Photographs from the surplus vehicle boneyards of World War Two, 1945-1948


When World War II ended in 1945, the industrial warfare machine did not stop overnight. Estimates of the value of potential surpluses range from a low of $25 billion to a high of $150 billion.

The surplus included almost every conceivable commodity and commodity—of little utility in a peaceful world; Others are in great demand by the civilian population of the United States and other countries.

During the war effort, the United States alone built approximately 294,000 aircraft. Of that number, 21,583 (7.34%) were lost in the United States in test flights, boating, training accidents, etc., and 43,581 were lost en route to war and in overseas operations.

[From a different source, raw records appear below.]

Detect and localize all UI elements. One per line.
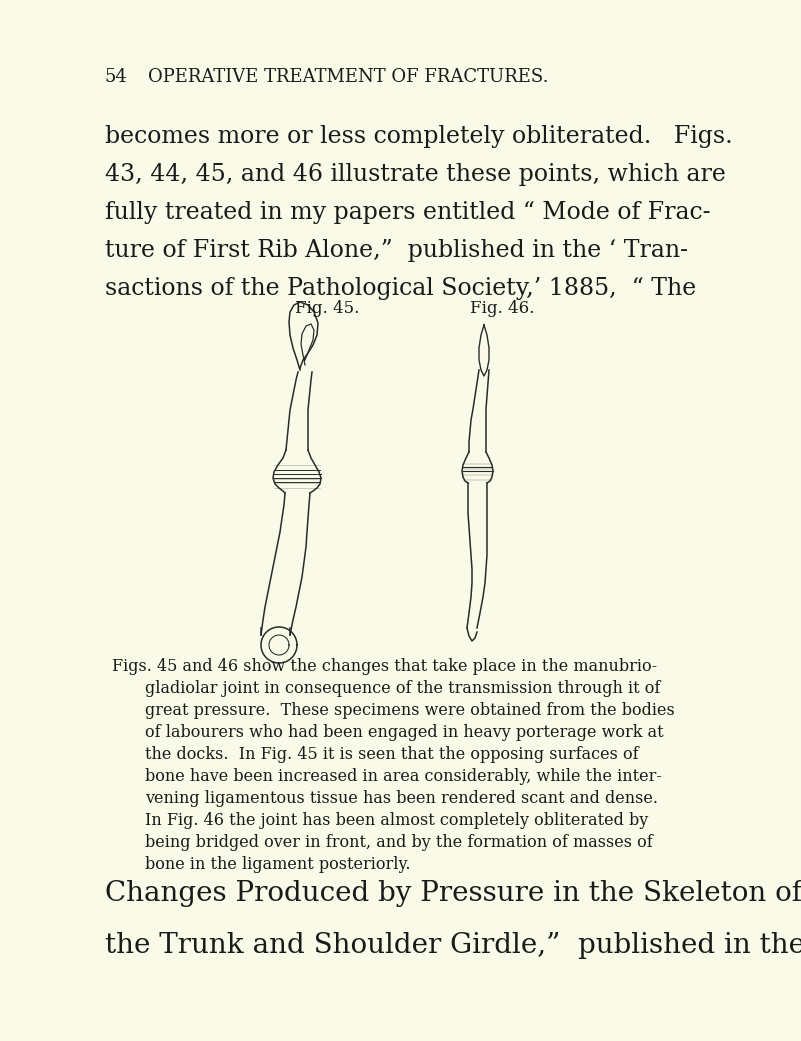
Text: Figs. 45 and 46 show the changes that take place in the manubrio-: Figs. 45 and 46 show the changes that ta… [112, 658, 657, 675]
Text: In Fig. 46 the joint has been almost completely obliterated by: In Fig. 46 the joint has been almost com… [145, 812, 648, 829]
Text: 43, 44, 45, and 46 illustrate these points, which are: 43, 44, 45, and 46 illustrate these poin… [105, 163, 726, 186]
Text: vening ligamentous tissue has been rendered scant and dense.: vening ligamentous tissue has been rende… [145, 790, 658, 807]
Text: bone in the ligament posteriorly.: bone in the ligament posteriorly. [145, 856, 410, 873]
Text: ture of First Rib Alone,”  published in the ‘ Tran-: ture of First Rib Alone,” published in t… [105, 239, 688, 262]
Text: Fig. 45.: Fig. 45. [295, 300, 360, 318]
Text: becomes more or less completely obliterated.   Figs.: becomes more or less completely oblitera… [105, 125, 733, 148]
Text: gladiolar joint in consequence of the transmission through it of: gladiolar joint in consequence of the tr… [145, 680, 660, 697]
Text: OPERATIVE TREATMENT OF FRACTURES.: OPERATIVE TREATMENT OF FRACTURES. [148, 68, 549, 86]
Text: fully treated in my papers entitled “ Mode of Frac-: fully treated in my papers entitled “ Mo… [105, 201, 710, 224]
Text: Changes Produced by Pressure in the Skeleton of: Changes Produced by Pressure in the Skel… [105, 880, 801, 907]
Text: the docks.  In Fig. 45 it is seen that the opposing surfaces of: the docks. In Fig. 45 it is seen that th… [145, 746, 638, 763]
Text: sactions of the Pathological Society,’ 1885,  “ The: sactions of the Pathological Society,’ 1… [105, 277, 696, 300]
Text: of labourers who had been engaged in heavy porterage work at: of labourers who had been engaged in hea… [145, 723, 663, 741]
Text: great pressure.  These specimens were obtained from the bodies: great pressure. These specimens were obt… [145, 702, 674, 719]
Text: being bridged over in front, and by the formation of masses of: being bridged over in front, and by the … [145, 834, 653, 850]
Text: bone have been increased in area considerably, while the inter-: bone have been increased in area conside… [145, 768, 662, 785]
Text: Fig. 46.: Fig. 46. [470, 300, 534, 318]
Text: the Trunk and Shoulder Girdle,”  published in the: the Trunk and Shoulder Girdle,” publishe… [105, 932, 801, 959]
Text: 54: 54 [105, 68, 127, 86]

After the war, the number of additional surplus airships was estimated to be as high as 150,000. Storing a sufficient number of airplanes was considered, but it was felt that the cost of storing them was too high, with many needing to be sold or cancelled.

Some US military aircraft overseas were not worth the time or money to bring back to the states and were buried, bulldozed, or sunk at sea as a result. However, most were returned home for storage, sale or scrapping.

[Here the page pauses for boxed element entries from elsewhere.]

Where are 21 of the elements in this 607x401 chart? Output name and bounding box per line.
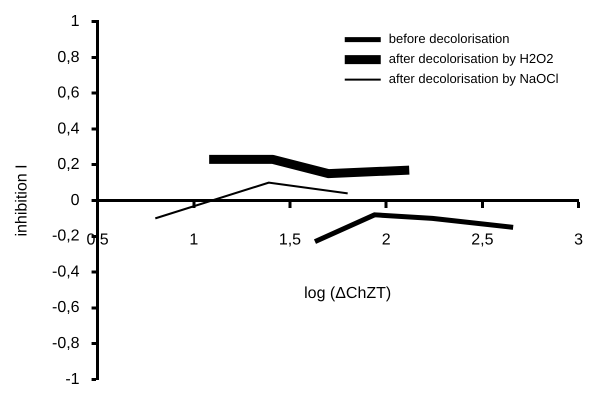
x-tick-label: 2 xyxy=(382,232,391,249)
y-tick-label: -0,4 xyxy=(52,263,80,280)
legend-label: after decolorisation by H2O2 xyxy=(388,51,554,66)
y-tick-label: 0,8 xyxy=(57,48,80,66)
x-tick-label: 1,5 xyxy=(278,232,302,249)
x-tick-label: 3 xyxy=(574,232,584,249)
y-tick-label: -0,8 xyxy=(52,335,80,352)
y-tick-label: -0,6 xyxy=(52,299,80,316)
y-tick-label: 1 xyxy=(70,13,80,30)
y-tick-label: -0,2 xyxy=(52,228,80,245)
legend-label: after decolorisation by NaOCl xyxy=(388,71,559,86)
x-axis-title: log (ΔChZT) xyxy=(304,284,392,302)
x-tick-label: 2,5 xyxy=(471,232,494,249)
y-tick-label: 0,6 xyxy=(57,84,80,102)
y-tick-label: 0,4 xyxy=(57,120,80,138)
y-axis-title: inhibition I xyxy=(13,164,30,237)
y-tick-label: 0 xyxy=(70,192,80,209)
x-tick-label: 1 xyxy=(189,232,198,249)
y-tick-label: 0,2 xyxy=(57,156,80,174)
y-tick-label: -1 xyxy=(65,370,80,388)
legend-label: before decolorisation xyxy=(388,31,510,46)
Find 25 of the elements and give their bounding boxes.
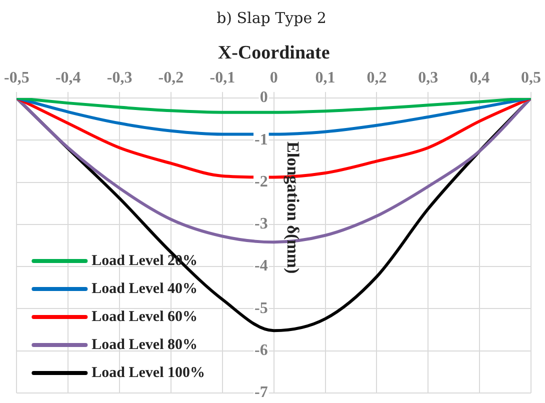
x-tick-label: -0,5 [4, 70, 30, 87]
y-tick-label: -6 [254, 342, 268, 359]
y-tick-label: 0 [260, 89, 268, 106]
y-tick-label: -5 [254, 300, 268, 317]
x-tick-label: 0,5 [521, 70, 541, 87]
x-tick-label: 0,2 [366, 70, 387, 87]
x-axis-title: X-Coordinate [218, 42, 330, 64]
y-axis-title: Elongation δ(mm) [283, 142, 302, 274]
y-tick-label: -2 [254, 173, 268, 190]
x-tick-label: -0,3 [106, 70, 132, 87]
x-tick-label: -0,2 [158, 70, 184, 87]
x-tick-label: -0,4 [55, 70, 81, 87]
x-tick-label: -0,1 [210, 70, 236, 87]
y-tick-label: -4 [254, 258, 268, 275]
y-tick-label: -3 [254, 216, 268, 233]
x-tick-label: 0,1 [315, 70, 336, 87]
legend-label: Load Level 40% [92, 280, 198, 297]
x-tick-label: 0,3 [418, 70, 438, 87]
y-tick-label: -1 [254, 131, 268, 148]
legend-label: Load Level 80% [92, 336, 198, 353]
chart-title: b) Slap Type 2 [216, 8, 326, 27]
legend-label: Load Level 100% [92, 364, 206, 381]
x-tick-label: 0,4 [470, 70, 490, 87]
y-tick-label: -7 [254, 384, 268, 402]
legend-label: Load Level 60% [92, 308, 198, 325]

Many of the planes that did make a comeback were stripped of valuable components and melted down for their aluminum. At Kingman Air Force Base in Arizona, an estimated 5,500 aircraft were stored and scrapped in 1945 and 1946.

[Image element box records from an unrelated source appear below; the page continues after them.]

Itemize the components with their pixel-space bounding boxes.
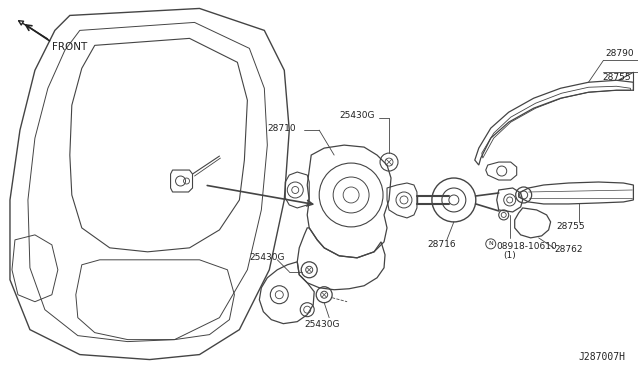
Text: J287007H: J287007H bbox=[579, 352, 625, 362]
Text: FRONT: FRONT bbox=[52, 42, 87, 52]
Text: 25430G: 25430G bbox=[250, 253, 285, 262]
Text: 28762: 28762 bbox=[555, 245, 583, 254]
Text: 08918-10610: 08918-10610 bbox=[497, 242, 557, 251]
Text: 25430G: 25430G bbox=[304, 320, 340, 328]
Text: (1): (1) bbox=[504, 251, 516, 260]
Text: 28716: 28716 bbox=[427, 240, 456, 249]
Text: 28710: 28710 bbox=[268, 124, 296, 133]
Text: 28755: 28755 bbox=[602, 73, 631, 82]
Text: 28790: 28790 bbox=[605, 49, 634, 58]
Text: N: N bbox=[488, 241, 493, 246]
Text: 25430G: 25430G bbox=[339, 111, 374, 120]
Text: 28755: 28755 bbox=[557, 222, 585, 231]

Most of the vehicles were sold for metal and parts, but some of them were remodeled for civilian use. The tank and half-track were disarmed and reformatted as tractors and bulldozers.

Disused Navy ships were kept in reserve, disassembled for parts, scuttled to form artificial reefs, and even used as targets for nuclear tests in the Pacific Ocean. went.

During the war, approximately 650,000 jeeps were produced. They saw worldwide use from Africa, Europe and Asia. Once the war ended, many jeeps were sold or given away to local people, or simply left behind instead of being taken back to the States.